The Federal Trade Commission on Wednesday sued the chip maker Intel, accusing it of using its dominant market position “to stifle competition and strengthen its monopoly,” reports the New York Times. Intel has a big presence in New Mexico in the form of a huge, sprawling plant in Rio Rancho. It’s unclear how the suit will affect Intel here, the but the world’s largest chip maker has in recent years trimmed the number of employees at the Rio Rancho plant.

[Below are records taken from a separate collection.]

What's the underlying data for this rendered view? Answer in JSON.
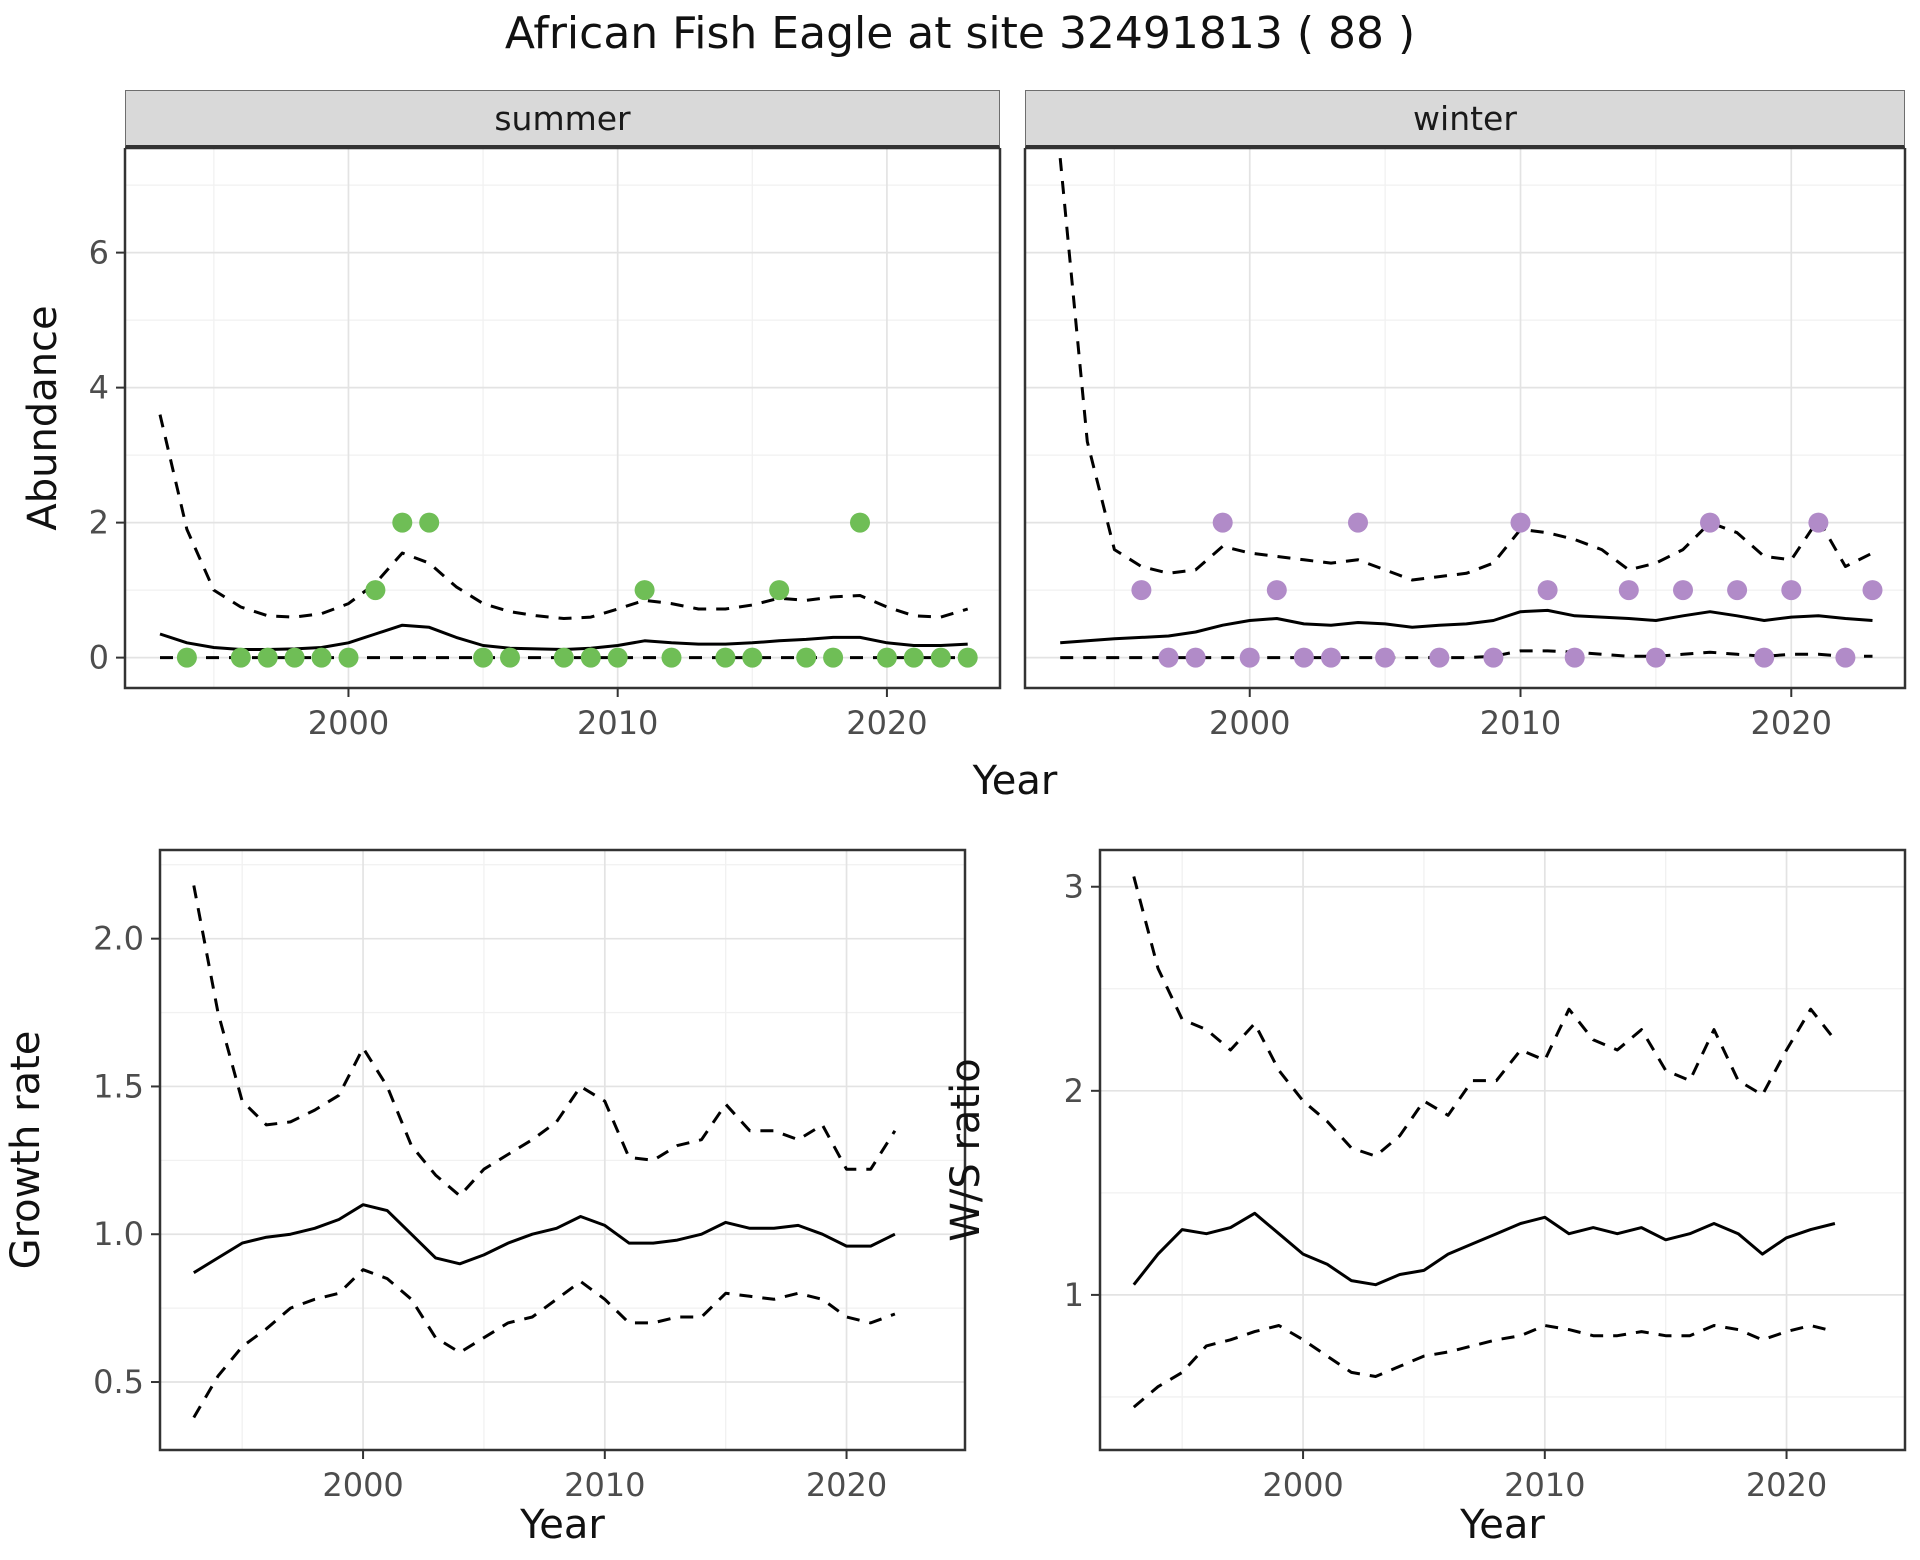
{
  "title": "African Fish Eagle at site 32491813 ( 88 )",
  "colors": {
    "summer_point": "#6FBE56",
    "winter_point": "#B18BC8",
    "line": "#000000",
    "grid_major": "#E3E3E3",
    "grid_minor": "#F1F1F1",
    "strip_bg": "#D9D9D9",
    "panel_border": "#333333",
    "tick_text": "#4D4D4D",
    "text": "#111111"
  },
  "facets": {
    "summer_label": "summer",
    "winter_label": "winter"
  },
  "axis_labels": {
    "abundance": "Abundance",
    "year_top": "Year",
    "growth": "Growth rate",
    "year_bottom_left": "Year",
    "ws": "W/S ratio",
    "year_bottom_right": "Year"
  },
  "chart_data": [
    {
      "id": "summer-abundance",
      "type": "line",
      "title": "summer",
      "xlabel": "Year",
      "ylabel": "Abundance",
      "xlim": [
        1991.7,
        2024.2
      ],
      "ylim": [
        -0.45,
        7.55
      ],
      "xticks": [
        2000,
        2010,
        2020
      ],
      "xtick_labels": [
        "2000",
        "2010",
        "2020"
      ],
      "yticks": [
        0,
        2,
        4,
        6
      ],
      "ytick_labels": [
        "0",
        "2",
        "4",
        "6"
      ],
      "show_yticklabels": true,
      "grid": true,
      "x": [
        1993,
        1994,
        1995,
        1996,
        1997,
        1998,
        1999,
        2000,
        2001,
        2002,
        2003,
        2004,
        2005,
        2006,
        2007,
        2008,
        2009,
        2010,
        2011,
        2012,
        2013,
        2014,
        2015,
        2016,
        2017,
        2018,
        2019,
        2020,
        2021,
        2022,
        2023
      ],
      "series": [
        {
          "name": "mean",
          "style": "solid",
          "values": [
            0.35,
            0.22,
            0.15,
            0.12,
            0.12,
            0.13,
            0.15,
            0.22,
            0.35,
            0.48,
            0.45,
            0.3,
            0.18,
            0.14,
            0.13,
            0.12,
            0.14,
            0.18,
            0.25,
            0.22,
            0.2,
            0.2,
            0.22,
            0.25,
            0.27,
            0.3,
            0.3,
            0.22,
            0.18,
            0.18,
            0.2
          ]
        },
        {
          "name": "upper_ci",
          "style": "dashed",
          "values": [
            3.6,
            1.9,
            1.0,
            0.75,
            0.62,
            0.6,
            0.65,
            0.8,
            1.1,
            1.55,
            1.4,
            1.05,
            0.8,
            0.68,
            0.62,
            0.58,
            0.6,
            0.72,
            0.85,
            0.8,
            0.72,
            0.72,
            0.78,
            0.88,
            0.85,
            0.9,
            0.92,
            0.75,
            0.62,
            0.6,
            0.72
          ]
        },
        {
          "name": "lower_ci",
          "style": "dashed",
          "values": [
            0,
            0,
            0,
            0,
            0,
            0,
            0,
            0,
            0,
            0,
            0,
            0,
            0,
            0,
            0,
            0,
            0,
            0,
            0,
            0,
            0,
            0,
            0,
            0,
            0,
            0,
            0,
            0,
            0,
            0,
            0
          ]
        }
      ],
      "points": {
        "name": "observed_counts",
        "color_key": "summer_point",
        "x": [
          1994,
          1996,
          1997,
          1998,
          1999,
          2000,
          2001,
          2002,
          2003,
          2005,
          2006,
          2008,
          2009,
          2010,
          2011,
          2012,
          2014,
          2015,
          2016,
          2017,
          2018,
          2019,
          2020,
          2021,
          2022,
          2023
        ],
        "y": [
          0,
          0,
          0,
          0,
          0,
          0,
          1,
          2,
          2,
          0,
          0,
          0,
          0,
          0,
          1,
          0,
          0,
          0,
          1,
          0,
          0,
          2,
          0,
          0,
          0,
          0
        ]
      }
    },
    {
      "id": "winter-abundance",
      "type": "line",
      "title": "winter",
      "xlabel": "Year",
      "ylabel": "Abundance",
      "xlim": [
        1991.7,
        2024.2
      ],
      "ylim": [
        -0.45,
        7.55
      ],
      "xticks": [
        2000,
        2010,
        2020
      ],
      "xtick_labels": [
        "2000",
        "2010",
        "2020"
      ],
      "yticks": [
        0,
        2,
        4,
        6
      ],
      "ytick_labels": [
        "0",
        "2",
        "4",
        "6"
      ],
      "show_yticklabels": false,
      "grid": true,
      "x": [
        1993,
        1994,
        1995,
        1996,
        1997,
        1998,
        1999,
        2000,
        2001,
        2002,
        2003,
        2004,
        2005,
        2006,
        2007,
        2008,
        2009,
        2010,
        2011,
        2012,
        2013,
        2014,
        2015,
        2016,
        2017,
        2018,
        2019,
        2020,
        2021,
        2022,
        2023
      ],
      "series": [
        {
          "name": "mean",
          "style": "solid",
          "values": [
            0.22,
            0.25,
            0.28,
            0.3,
            0.32,
            0.38,
            0.48,
            0.55,
            0.58,
            0.5,
            0.48,
            0.52,
            0.5,
            0.45,
            0.48,
            0.5,
            0.55,
            0.68,
            0.7,
            0.62,
            0.6,
            0.58,
            0.55,
            0.62,
            0.68,
            0.62,
            0.55,
            0.6,
            0.62,
            0.58,
            0.55
          ]
        },
        {
          "name": "upper_ci",
          "style": "dashed",
          "values": [
            7.4,
            3.2,
            1.6,
            1.35,
            1.25,
            1.3,
            1.65,
            1.55,
            1.5,
            1.45,
            1.4,
            1.45,
            1.3,
            1.15,
            1.2,
            1.25,
            1.4,
            1.9,
            1.85,
            1.75,
            1.6,
            1.3,
            1.4,
            1.6,
            2.0,
            1.85,
            1.5,
            1.45,
            2.05,
            1.35,
            1.55
          ]
        },
        {
          "name": "lower_ci",
          "style": "dashed",
          "values": [
            0,
            0,
            0,
            0,
            0,
            0,
            0,
            0,
            0,
            0,
            0,
            0,
            0,
            0,
            0,
            0,
            0.02,
            0.1,
            0.1,
            0.08,
            0.05,
            0.02,
            0.02,
            0.05,
            0.08,
            0.05,
            0.02,
            0.05,
            0.05,
            0.02,
            0.02
          ]
        }
      ],
      "points": {
        "name": "observed_counts",
        "color_key": "winter_point",
        "x": [
          1996,
          1997,
          1998,
          1999,
          2000,
          2001,
          2002,
          2003,
          2004,
          2005,
          2007,
          2009,
          2010,
          2011,
          2012,
          2014,
          2015,
          2016,
          2017,
          2018,
          2019,
          2020,
          2021,
          2022,
          2023
        ],
        "y": [
          1,
          0,
          0,
          2,
          0,
          1,
          0,
          0,
          2,
          0,
          0,
          0,
          2,
          1,
          0,
          1,
          0,
          1,
          2,
          1,
          0,
          1,
          2,
          0,
          1
        ]
      }
    },
    {
      "id": "growth-rate",
      "type": "line",
      "title": "",
      "xlabel": "Year",
      "ylabel": "Growth rate",
      "xlim": [
        1991.6,
        2024.9
      ],
      "ylim": [
        0.27,
        2.3
      ],
      "xticks": [
        2000,
        2010,
        2020
      ],
      "xtick_labels": [
        "2000",
        "2010",
        "2020"
      ],
      "yticks": [
        0.5,
        1.0,
        1.5,
        2.0
      ],
      "ytick_labels": [
        "0.5",
        "1.0",
        "1.5",
        "2.0"
      ],
      "show_yticklabels": true,
      "grid": true,
      "x": [
        1993,
        1994,
        1995,
        1996,
        1997,
        1998,
        1999,
        2000,
        2001,
        2002,
        2003,
        2004,
        2005,
        2006,
        2007,
        2008,
        2009,
        2010,
        2011,
        2012,
        2013,
        2014,
        2015,
        2016,
        2017,
        2018,
        2019,
        2020,
        2021,
        2022
      ],
      "series": [
        {
          "name": "mean",
          "style": "solid",
          "values": [
            0.87,
            0.92,
            0.97,
            0.99,
            1.0,
            1.02,
            1.05,
            1.1,
            1.08,
            1.0,
            0.92,
            0.9,
            0.93,
            0.97,
            1.0,
            1.02,
            1.06,
            1.03,
            0.97,
            0.97,
            0.98,
            1.0,
            1.04,
            1.02,
            1.02,
            1.03,
            1.0,
            0.96,
            0.96,
            1.0
          ]
        },
        {
          "name": "upper_ci",
          "style": "dashed",
          "values": [
            2.18,
            1.75,
            1.45,
            1.37,
            1.38,
            1.42,
            1.47,
            1.63,
            1.5,
            1.3,
            1.2,
            1.13,
            1.22,
            1.27,
            1.32,
            1.38,
            1.5,
            1.45,
            1.26,
            1.25,
            1.3,
            1.32,
            1.44,
            1.35,
            1.35,
            1.32,
            1.37,
            1.22,
            1.22,
            1.35
          ]
        },
        {
          "name": "lower_ci",
          "style": "dashed",
          "values": [
            0.38,
            0.52,
            0.62,
            0.68,
            0.75,
            0.78,
            0.8,
            0.88,
            0.85,
            0.78,
            0.65,
            0.6,
            0.65,
            0.7,
            0.72,
            0.78,
            0.84,
            0.78,
            0.7,
            0.7,
            0.72,
            0.72,
            0.8,
            0.79,
            0.78,
            0.8,
            0.78,
            0.72,
            0.7,
            0.73
          ]
        }
      ]
    },
    {
      "id": "ws-ratio",
      "type": "line",
      "title": "",
      "xlabel": "Year",
      "ylabel": "W/S ratio",
      "xlim": [
        1991.6,
        2024.9
      ],
      "ylim": [
        0.24,
        3.18
      ],
      "xticks": [
        2000,
        2010,
        2020
      ],
      "xtick_labels": [
        "2000",
        "2010",
        "2020"
      ],
      "yticks": [
        1,
        2,
        3
      ],
      "ytick_labels": [
        "1",
        "2",
        "3"
      ],
      "show_yticklabels": true,
      "grid": true,
      "x": [
        1993,
        1994,
        1995,
        1996,
        1997,
        1998,
        1999,
        2000,
        2001,
        2002,
        2003,
        2004,
        2005,
        2006,
        2007,
        2008,
        2009,
        2010,
        2011,
        2012,
        2013,
        2014,
        2015,
        2016,
        2017,
        2018,
        2019,
        2020,
        2021,
        2022
      ],
      "series": [
        {
          "name": "mean",
          "style": "solid",
          "values": [
            1.05,
            1.2,
            1.32,
            1.3,
            1.33,
            1.4,
            1.3,
            1.2,
            1.15,
            1.07,
            1.05,
            1.1,
            1.12,
            1.2,
            1.25,
            1.3,
            1.35,
            1.38,
            1.3,
            1.33,
            1.3,
            1.33,
            1.27,
            1.3,
            1.35,
            1.3,
            1.2,
            1.28,
            1.32,
            1.35
          ]
        },
        {
          "name": "upper_ci",
          "style": "dashed",
          "values": [
            3.05,
            2.6,
            2.35,
            2.3,
            2.2,
            2.33,
            2.1,
            1.95,
            1.85,
            1.72,
            1.68,
            1.78,
            1.95,
            1.88,
            2.05,
            2.05,
            2.2,
            2.15,
            2.4,
            2.25,
            2.2,
            2.3,
            2.1,
            2.05,
            2.3,
            2.05,
            1.98,
            2.2,
            2.4,
            2.25
          ]
        },
        {
          "name": "lower_ci",
          "style": "dashed",
          "values": [
            0.45,
            0.55,
            0.62,
            0.75,
            0.78,
            0.82,
            0.85,
            0.78,
            0.7,
            0.62,
            0.6,
            0.65,
            0.7,
            0.72,
            0.75,
            0.78,
            0.8,
            0.85,
            0.83,
            0.8,
            0.8,
            0.82,
            0.8,
            0.8,
            0.85,
            0.83,
            0.78,
            0.82,
            0.85,
            0.82
          ]
        }
      ]
    }
  ]
}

Meanwhile, Wisconsin may be forced to cut more than $1 billion over the next 18 months from BadgerCare Plus and other health care programs for the disabled, elderly and low-income families, the Milwaukee Journal-Sentinel reports. BadgerCare Plus is Medicaid by another name, meaning it’s the government’s low income health insurance program. Wisconsin’s hurt sounds similar to New Mexico’s. New Mexico also is proposing significant cuts to its Medicaid programs.
A former speaker of the Pennsylvania State House and a fixture in the Capitol for three decades, was accused of theft yesterday in the latest round of criminal charges to grow out of that state’s Bonusgate scandal, according to the Philadelphia Inquirer.
A decision to prohibit many of California’s lowest-income women in their 40s ineligible for free breast cancer screenings by the state beginning New Year’s Day has stirred a hornet’s nest of opposition from lawmakers and others who argue that early detection saves lives, the Sacramento Bee reports.
From the media world, the New York Times’ management was dealt a setback in its effort to cut staff after the troubled newspaper company lost an arbitration hearing on allegations it tried to rig the union’s seniority rules in order to lay off workers, according to New York Post.
And word has it that The New Republic magazine is about to make significant staff cuts, reports FishbowlDC.